Second-hand equipment marketplace set up to reduce waste
Reading time: 4 min
To reduce the amount of waste they generate, VINCI Energies business units can now use a mobile app for buying and selling unused equipment.
Each year, France’s construction and engineering sector produces 42 million tonnes of waste. The circular economy, which is one way for the sector to play its part in using resources more sparingly, is seeing very limited uptake, particularly in terms of equipment reuse. So to meet the challenges around waste reduction in the building industry, VINCI Energies has launched a mobile platform called Reyuz that provides second-hand technical equipment.
“At one point or another, businesses have to manage the end of contracts, moves, order errors and dead stock. To help with this, we designed a mobile app that enables each VINCI Energies business unit to make a wide range of equipment available to others, including office furniture and consumables, site furniture (fridges, microwaves, lockers, etc.), power tools and technical equipment,” explains Stéphane Bretin, maintenance & services building solutions manager.
Overcoming the barriers to the adoption of the service
Rather than being based on a system with centralised stock and integrated logistics, the idea is to connect needs, linking buyers and sellers of equipment that is described in a fairly succinct way. It’s up to the various parties to discuss purchase terms and conditions, including the price. The designers of the marketplace purposely opted for a simple and transparent offering. “It’s probably trickier to launch and above all maintain a circular economy app in the business world than in a consumer environment. There are a lot of barriers to the adoption of a professional marketplace. In fact, that explains why there are so few initiatives of this type,” stresses Stéphane Bretin.
The first challenge is to achieve critical mass.
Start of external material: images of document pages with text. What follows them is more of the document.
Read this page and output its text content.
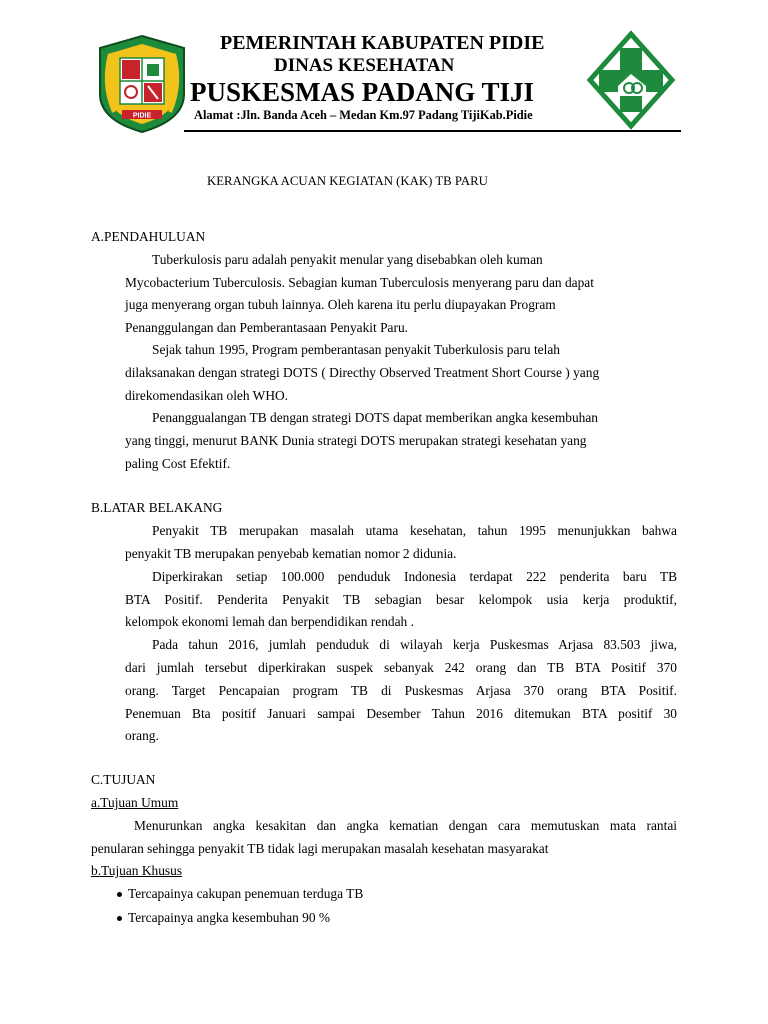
PIDIE
PEMERINTAH KABUPATEN PIDIE
DINAS KESEHATAN
PUSKESMAS PADANG TIJI
Alamat :Jln. Banda Aceh – Medan Km.97 Padang TijiKab.Pidie
KERANGKA ACUAN KEGIATAN (KAK) TB PARU
A.PENDAHULUAN
Tuberkulosis paru adalah penyakit menular yang disebabkan oleh kuman
Mycobacterium Tuberculosis. Sebagian kuman Tuberculosis menyerang paru dan dapat
juga menyerang organ tubuh lainnya. Oleh karena itu perlu diupayakan Program
Penanggulangan dan Pemberantasaan Penyakit Paru.
Sejak tahun 1995, Program pemberantasan penyakit Tuberkulosis paru telah
dilaksanakan dengan strategi DOTS ( Directhy Observed Treatment Short Course ) yang
direkomendasikan oleh WHO.
Penanggualangan TB dengan strategi DOTS dapat memberikan angka kesembuhan
yang tinggi, menurut BANK Dunia strategi DOTS merupakan strategi kesehatan yang
paling Cost Efektif.
B.LATAR BELAKANG
Penyakit TB merupakan masalah utama kesehatan, tahun 1995 menunjukkan bahwa
penyakit TB merupakan penyebab kematian nomor 2 didunia.
Diperkirakan setiap 100.000 penduduk Indonesia terdapat 222 penderita baru TB
BTA Positif. Penderita Penyakit TB sebagian besar kelompok usia kerja produktif,
kelompok ekonomi lemah dan berpendidikan rendah .
Pada tahun 2016, jumlah penduduk di wilayah kerja Puskesmas Arjasa 83.503 jiwa,
dari jumlah tersebut diperkirakan suspek sebanyak 242 orang dan TB BTA Positif 370
orang. Target Pencapaian program TB di Puskesmas Arjasa 370 orang BTA Positif.
Penemuan Bta positif Januari sampai Desember Tahun 2016 ditemukan BTA positif 30
orang.
C.TUJUAN
a.Tujuan Umum
Menurunkan angka kesakitan dan angka kematian dengan cara memutuskan mata rantai
penularan sehingga penyakit TB tidak lagi merupakan masalah kesehatan masyarakat
b.Tujuan Khusus
Tercapainya cakupan penemuan terduga TB
Tercapainya angka kesembuhan 90 %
Platforms like this require a big enough community of users to make the benefits outweigh the risks. This condition is all the more critical since the model needs to operate locally or at the most regionally if it is to meet its environmental objectives.
“Our main aim is to promote a socially and environmentally responsible approach that keeps waste generation to a minimum. We want to contribute towards the expansion of the circular economy and to be in line with current developments”
Another barrier is that for buyers who are used to working with well-established framework contracts (suppliers, products, prices, delivery times), equipment reuse appears to be more restrictive than new product purchasing. Moreover, there can be doubts as to the guarantees offered for the logistical aspects (delivery, packaging). The selection and coordination of partners across the value chain requires an assurance of transparency.
Second-hand products aren’t necessarily less expensive
Lastly and indeed paradoxically, second-hand doesn’t always mean lower cost. Products intended for reuse can require steps involving labour such as removal, cleaning, repackaging, transport and storage, and because they’re not registered in a pricing guide they can reach a price that is equivalent to that of new products. “The main purpose of our marketplace is to promote a socially and environmentally responsible approach that keeps waste generation to a minimum. We want to contribute towards the expansion of the circular economy and to be in line with current developments.”
Designed and developed in-house, the solution should be rolled out within VINCI Energies at the end of February 2022. In the longer term, it could be used to define the carbon impact of transactions performed and this could then be incorporated into the group’s overall carbon footprint.